New legislation approved before the end of consultation!
Despite the fact that the most recent public consultation period does not close until 9th November 2020, draft Regulations are already in place. The Parliamentary process and was signed into law late on 14th October 2020 meaning that the Regulations, and therefore the exit payment cap of £95,000, will come into force on 4th November 2020.
The consultation therefore does not conclude until after the legislation comes into effect.
What this means from 4th November 2020
Where someone retires due to redundancy or business efficiency and are aged 55 or over, they currently must receive their LGPS benefits in full and with immediate effect. That unreduced immediate payment has an added “strain” cost to the employer over and above what the fund had assumed would be payable to the member. Strain costs must be counted towards the £95,000 cap.

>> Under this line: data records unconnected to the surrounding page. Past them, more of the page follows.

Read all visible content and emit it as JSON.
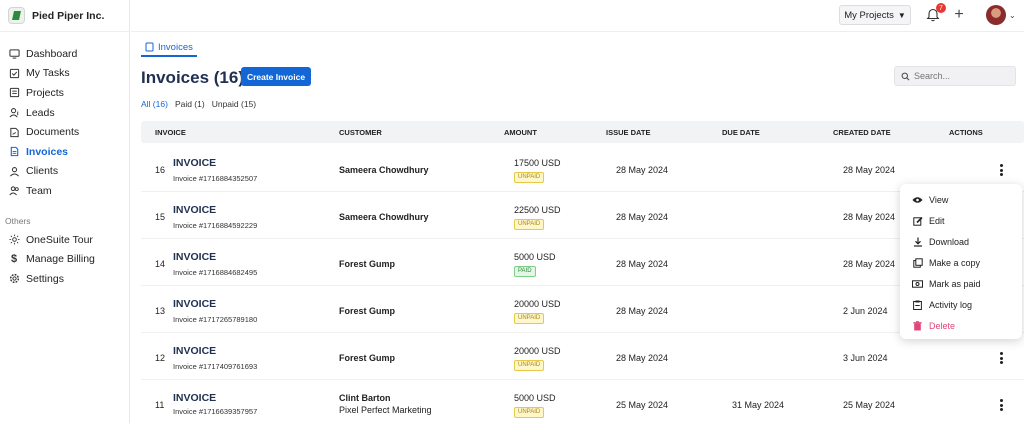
{
  "brand": {
    "name": "Pied Piper Inc."
  },
  "sidebar": {
    "items": [
      {
        "label": "Dashboard",
        "icon": "dashboard-icon"
      },
      {
        "label": "My Tasks",
        "icon": "tasks-icon"
      },
      {
        "label": "Projects",
        "icon": "projects-icon"
      },
      {
        "label": "Leads",
        "icon": "leads-icon"
      },
      {
        "label": "Documents",
        "icon": "documents-icon"
      },
      {
        "label": "Invoices",
        "icon": "invoices-icon",
        "active": true
      },
      {
        "label": "Clients",
        "icon": "clients-icon"
      },
      {
        "label": "Team",
        "icon": "team-icon"
      }
    ],
    "others_label": "Others",
    "others": [
      {
        "label": "OneSuite Tour",
        "icon": "sun-icon"
      },
      {
        "label": "Manage Billing",
        "icon": "dollar-icon"
      },
      {
        "label": "Settings",
        "icon": "gear-icon"
      }
    ]
  },
  "topbar": {
    "projects_label": "My Projects",
    "notifications_count": "7"
  },
  "main": {
    "tab_label": "Invoices",
    "title": "Invoices (16)",
    "create_button": "Create Invoice",
    "search_placeholder": "Search...",
    "filters": [
      "All (16)",
      "Paid (1)",
      "Unpaid (15)"
    ]
  },
  "table": {
    "headers": [
      "INVOICE",
      "CUSTOMER",
      "AMOUNT",
      "ISSUE DATE",
      "DUE DATE",
      "CREATED DATE",
      "ACTIONS"
    ],
    "rows": [
      {
        "num": "16",
        "title": "INVOICE",
        "invoice_no": "Invoice #1716884352507",
        "customer": "Sameera Chowdhury",
        "customer2": "",
        "amount": "17500 USD",
        "status": "UNPAID",
        "issue": "28 May 2024",
        "due": "",
        "created": "28 May 2024"
      },
      {
        "num": "15",
        "title": "INVOICE",
        "invoice_no": "Invoice #1716884592229",
        "customer": "Sameera Chowdhury",
        "customer2": "",
        "amount": "22500 USD",
        "status": "UNPAID",
        "issue": "28 May 2024",
        "due": "",
        "created": "28 May 2024"
      },
      {
        "num": "14",
        "title": "INVOICE",
        "invoice_no": "Invoice #1716884682495",
        "customer": "Forest Gump",
        "customer2": "",
        "amount": "5000 USD",
        "status": "PAID",
        "issue": "28 May 2024",
        "due": "",
        "created": "28 May 2024"
      },
      {
        "num": "13",
        "title": "INVOICE",
        "invoice_no": "Invoice #1717265789180",
        "customer": "Forest Gump",
        "customer2": "",
        "amount": "20000 USD",
        "status": "UNPAID",
        "issue": "28 May 2024",
        "due": "",
        "created": "2 Jun 2024"
      },
      {
        "num": "12",
        "title": "INVOICE",
        "invoice_no": "Invoice #1717409761693",
        "customer": "Forest Gump",
        "customer2": "",
        "amount": "20000 USD",
        "status": "UNPAID",
        "issue": "28 May 2024",
        "due": "",
        "created": "3 Jun 2024"
      },
      {
        "num": "11",
        "title": "INVOICE",
        "invoice_no": "Invoice #1716639357957",
        "customer": "Clint Barton",
        "customer2": "Pixel Perfect Marketing",
        "amount": "5000 USD",
        "status": "UNPAID",
        "issue": "25 May 2024",
        "due": "31 May 2024",
        "created": "25 May 2024"
      }
    ]
  },
  "menu": {
    "items": [
      {
        "label": "View",
        "icon": "eye-icon"
      },
      {
        "label": "Edit",
        "icon": "edit-icon"
      },
      {
        "label": "Download",
        "icon": "download-icon"
      },
      {
        "label": "Make a copy",
        "icon": "copy-icon"
      },
      {
        "label": "Mark as paid",
        "icon": "cash-icon"
      },
      {
        "label": "Activity log",
        "icon": "clipboard-icon"
      },
      {
        "label": "Delete",
        "icon": "trash-icon",
        "danger": true
      }
    ]
  },
  "colors": {
    "accent": "#1366d6",
    "danger": "#e0457b",
    "unpaid": "#a88a10",
    "paid": "#2f8a3b"
  }
}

What are the practicalities of this?
- It may be prudent not to avoid producing any illustration on redundancy/efficiency grounds beyond Tuesday 3 November 2020;
- If the overall package is below £95,000 then benefits can, as now, be paid in full, but only if the member chooses in effect to give up their redundancy pay;
- If the overall package exceeds the cap then the strain cost needs to be addressed, with the member having various options, including:
- LGPS benefits still being paid immediately but on a reduced basis, with no additional compensation;
- LGPS benefits being paid in full, with the member choosing to take less lump sum compensation;
- LGPS benefits being deferred until normal pension age, where they would be paid unreduced and the individual instead receiving lump sum compensation within the cap limits.

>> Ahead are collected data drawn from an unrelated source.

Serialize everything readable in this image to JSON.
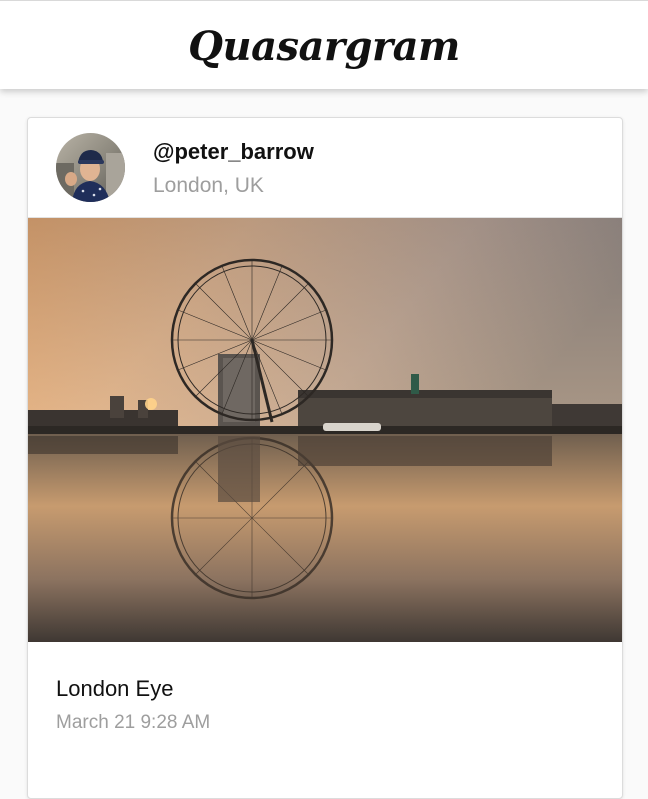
{
  "app": {
    "title": "Quasargram"
  },
  "post": {
    "username": "@peter_barrow",
    "location": "London, UK",
    "photo_subject": "london-eye-reflection-photo",
    "caption": "London Eye",
    "timestamp": "March 21 9:28 AM"
  },
  "colors": {
    "header_bg": "#ffffff",
    "page_bg": "#fafafa",
    "secondary_text": "#9e9e9e",
    "primary_text": "#111111"
  }
}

- Regardless of whether the exit cap applies or not, the member is in effect forced to choose which of the following they wish to give up Statutory Redundancy Pay, full pension, and immediate payment (they cannot have all three as they do now). If they take SRP they must either have a reduced pension or defer pension until normal pension age; if they wish immediate full pension they must give up Statutory Redundancy Pay.
What is still unknown?
The practicalities above are specific to LGPS. There is no current information that is publically available regarding the impact for all other public sector pension schemes such as TPS.
Neither the guidance nor directions to accompany the regulations have been published. This means there is no further information regarding the waiver process or provision for current exits in progress.
We will update further when more information is known.